Mutual funds are a good investment for investors looking to diversify their portfolio. Instead of betting everything on one company or sector, a mutual fund invests in different stocks to try to minimize portfolio risk.
The term is typically used in the US, Canada and India, while similar structures around the world include the SICAV in Europe and the open-ended investment firm in the UK.
What are equity funds?
An equity fund is a mutual fund scheme that invests predominantly in shares/shares of companies.
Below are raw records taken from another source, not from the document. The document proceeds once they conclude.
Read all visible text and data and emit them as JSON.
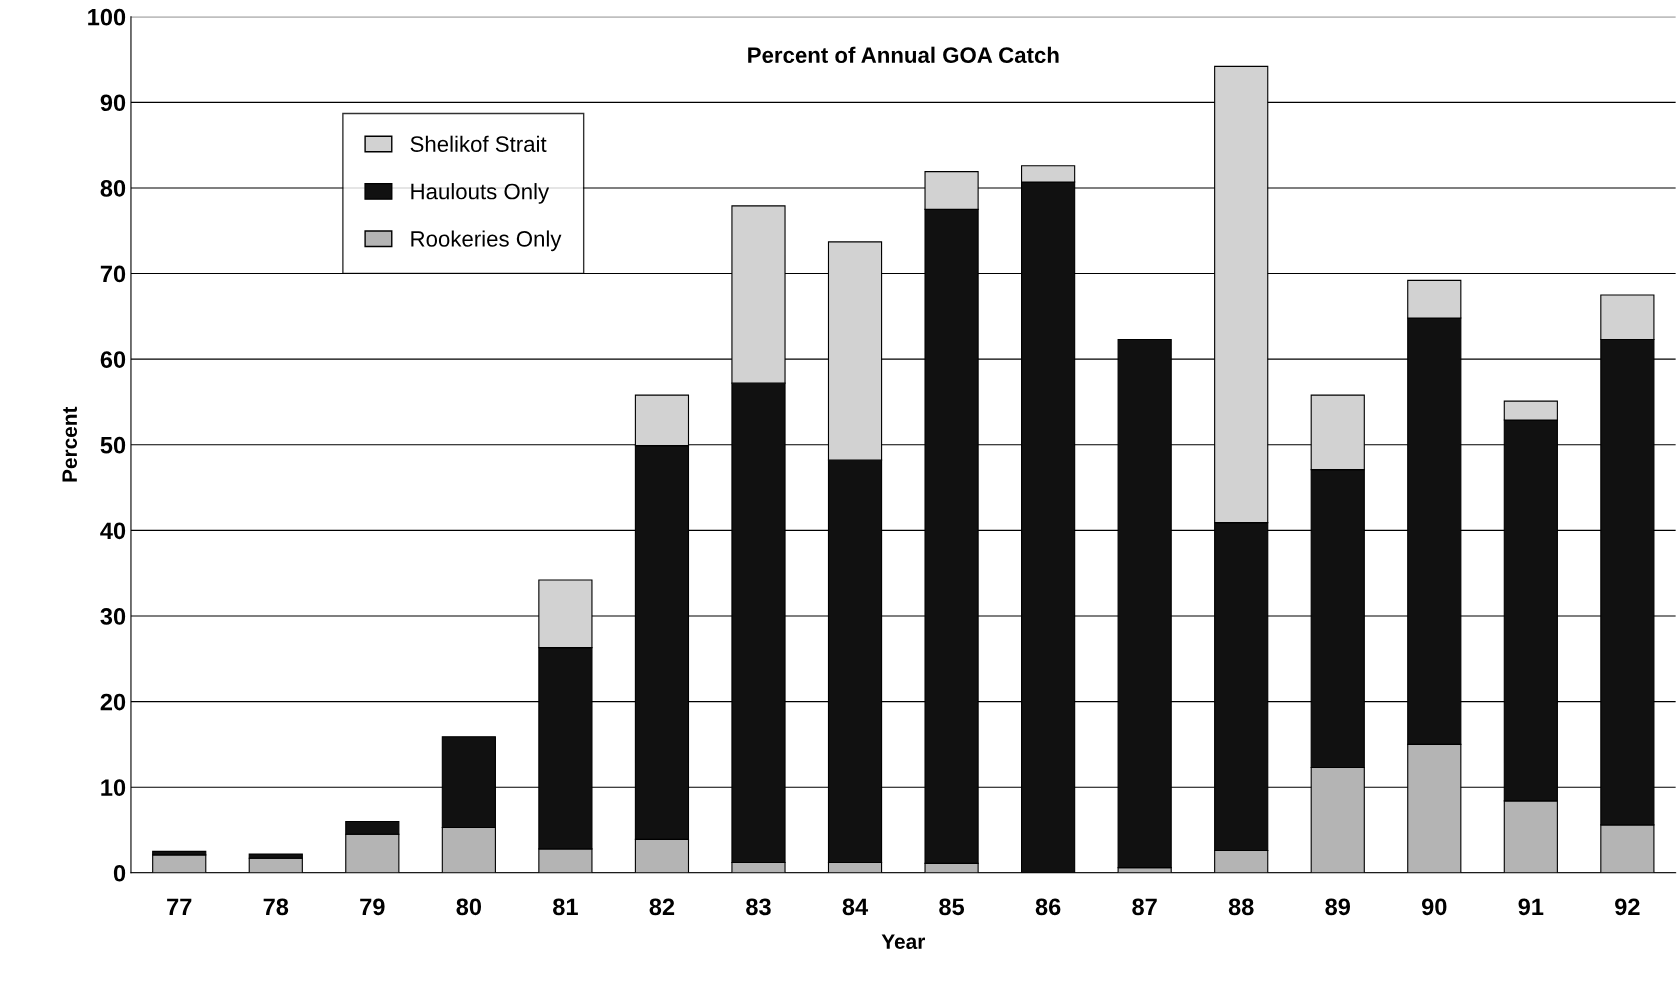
{
  "chart_data": {
    "type": "bar",
    "title": "Percent of Annual GOA Catch",
    "xlabel": "Year",
    "ylabel": "Percent",
    "categories": [
      "77",
      "78",
      "79",
      "80",
      "81",
      "82",
      "83",
      "84",
      "85",
      "86",
      "87",
      "88",
      "89",
      "90",
      "91",
      "92"
    ],
    "stacked": true,
    "ylim": [
      0,
      100
    ],
    "yticks": [
      0,
      10,
      20,
      30,
      40,
      50,
      60,
      70,
      80,
      90,
      100
    ],
    "grid": "y",
    "legend": "top left",
    "series": [
      {
        "name": "Rookeries Only",
        "color": "#b4b4b4",
        "values": [
          2.1,
          1.7,
          4.5,
          5.3,
          2.8,
          3.9,
          1.2,
          1.2,
          1.1,
          0,
          0.6,
          2.6,
          12.3,
          15,
          8.4,
          5.6
        ]
      },
      {
        "name": "Haulouts Only",
        "color": "#111111",
        "values": [
          0.4,
          0.5,
          1.5,
          10.6,
          23.5,
          46,
          56,
          47,
          76.4,
          80.7,
          61.7,
          38.3,
          34.8,
          49.8,
          44.5,
          56.7
        ]
      },
      {
        "name": "Shelikof Strait",
        "color": "#d2d2d2",
        "values": [
          0,
          0,
          0,
          0,
          7.9,
          5.9,
          20.7,
          25.5,
          4.4,
          1.9,
          0,
          53.3,
          8.7,
          4.4,
          2.2,
          5.2
        ]
      }
    ]
  }
}
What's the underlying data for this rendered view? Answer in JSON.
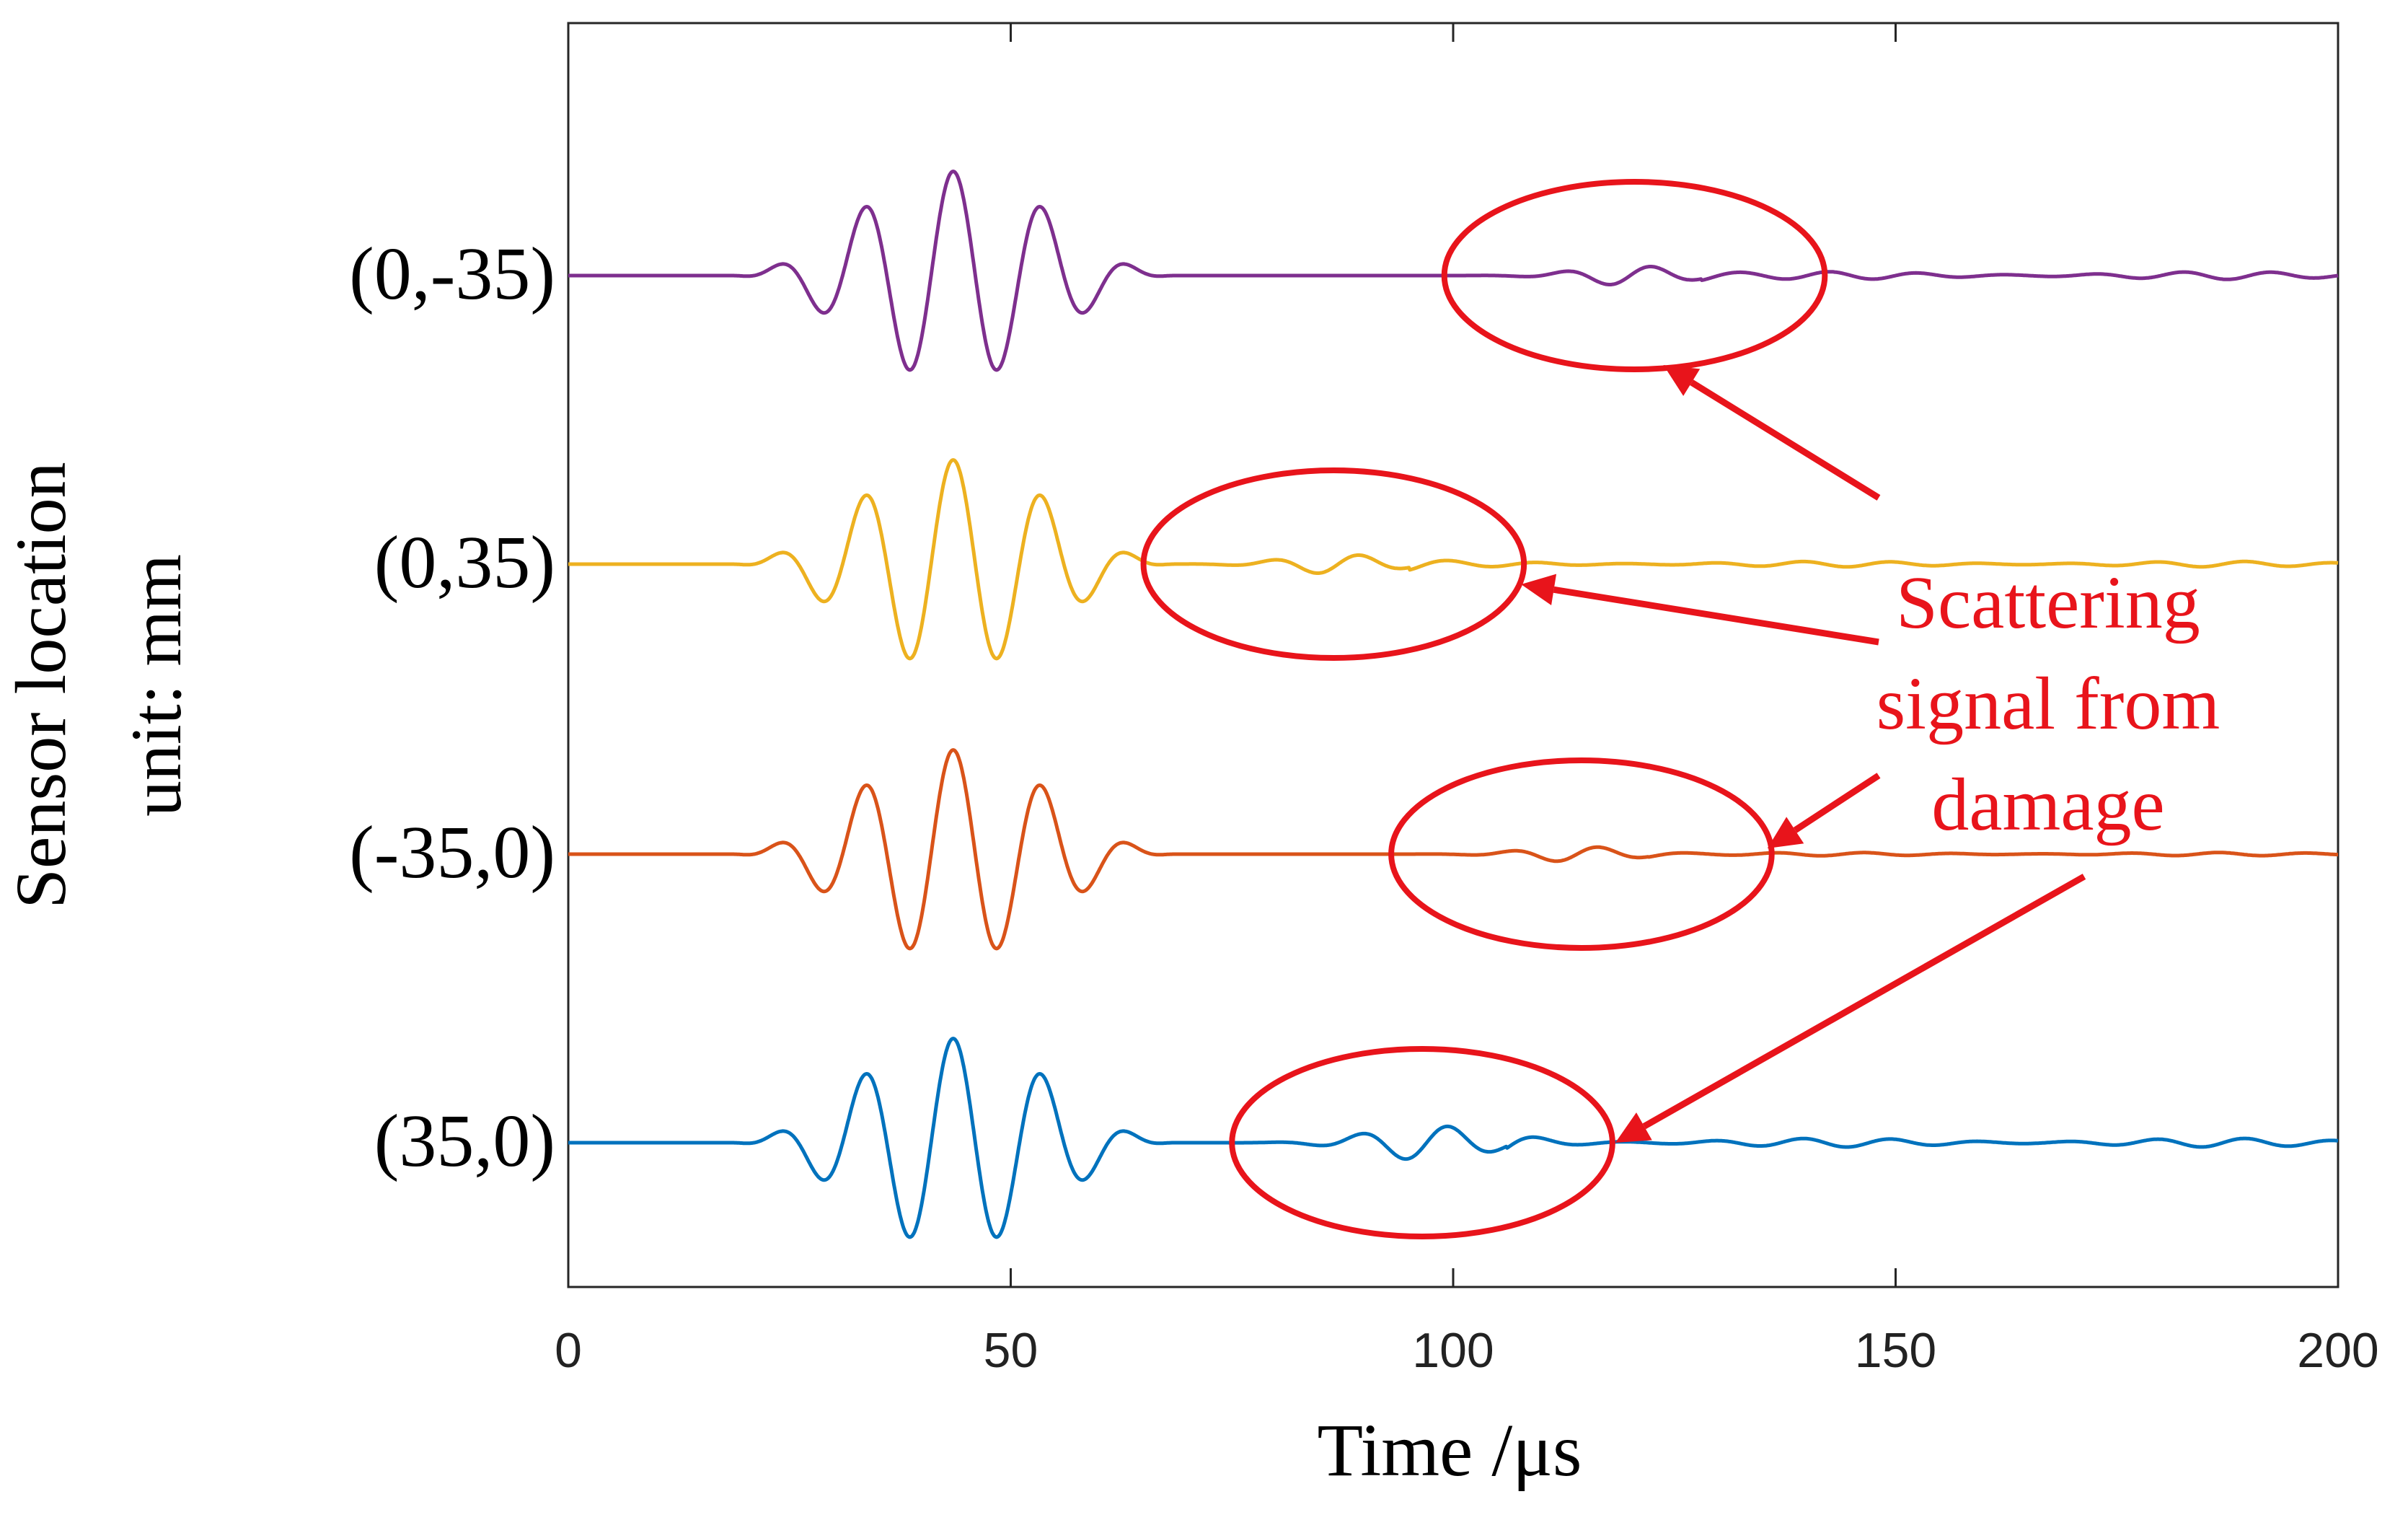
{
  "chart_data": {
    "type": "line",
    "title": "",
    "xlabel": "Time /μs",
    "ylabel_lines": [
      "Sensor location",
      "unit: mm"
    ],
    "xlim": [
      0,
      200
    ],
    "xticks": [
      0,
      50,
      100,
      150,
      200
    ],
    "xtick_labels": [
      "0",
      "50",
      "100",
      "150",
      "200"
    ],
    "grid": false,
    "legend": "none",
    "series": [
      {
        "name": "(0,-35)",
        "color": "#7e2f8e",
        "direct_wave": {
          "center": 43.5,
          "period": 10,
          "amplitude": 1.0
        },
        "scatter_packet": {
          "center": 120,
          "width": 16,
          "amplitude": 0.09
        },
        "tail_ripple_amplitude": 0.035
      },
      {
        "name": "(0,35)",
        "color": "#edb120",
        "direct_wave": {
          "center": 43.5,
          "period": 10,
          "amplitude": 1.0
        },
        "scatter_packet": {
          "center": 87,
          "width": 16,
          "amplitude": 0.09
        },
        "tail_ripple_amplitude": 0.025
      },
      {
        "name": "(-35,0)",
        "color": "#d95319",
        "direct_wave": {
          "center": 43.5,
          "period": 10,
          "amplitude": 1.0
        },
        "scatter_packet": {
          "center": 114,
          "width": 16,
          "amplitude": 0.07
        },
        "tail_ripple_amplitude": 0.015
      },
      {
        "name": "(35,0)",
        "color": "#0072bd",
        "direct_wave": {
          "center": 43.5,
          "period": 10,
          "amplitude": 1.0
        },
        "scatter_packet": {
          "center": 97,
          "width": 18,
          "amplitude": 0.16
        },
        "tail_ripple_amplitude": 0.04
      }
    ],
    "annotations": {
      "text_lines": [
        "Scattering",
        "signal from",
        "damage"
      ],
      "color": "#e8141b",
      "highlight_windows": [
        {
          "series": "(0,-35)",
          "x_range": [
            99,
            142
          ]
        },
        {
          "series": "(0,35)",
          "x_range": [
            65,
            108
          ]
        },
        {
          "series": "(-35,0)",
          "x_range": [
            93,
            136
          ]
        },
        {
          "series": "(35,0)",
          "x_range": [
            75,
            118
          ]
        }
      ]
    }
  }
}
They are also known as Growth Funds.
Equity funds are active or passive. In an active fund, a fund manager analyzes the market, conducts research on companies, examines performance, and looks for the best stocks to invest. In a passive fund, the fund manager builds a portfolio that mirrors a popular market index, such as Sensex or Nifty Fifty.
In addition, equity funds can also be divided so by Market capitalization, i.e. how much the capital market value is the net worth of an entire company. There can be Large Cap, Mid Cap, Small or Micro Cap funds.
Also there may be a further classification as diversified or sectoral/thematic. In the former, the scheme invests in stocks from the entire spectrum of the market, while in the latter it is limited only to a particular sector or theme, such as Infotech or Infrastructure.
Therefore, an equity fund essentially invests in shares of the company and aims to provide the benefit of professional management and diversification to ordinary investors.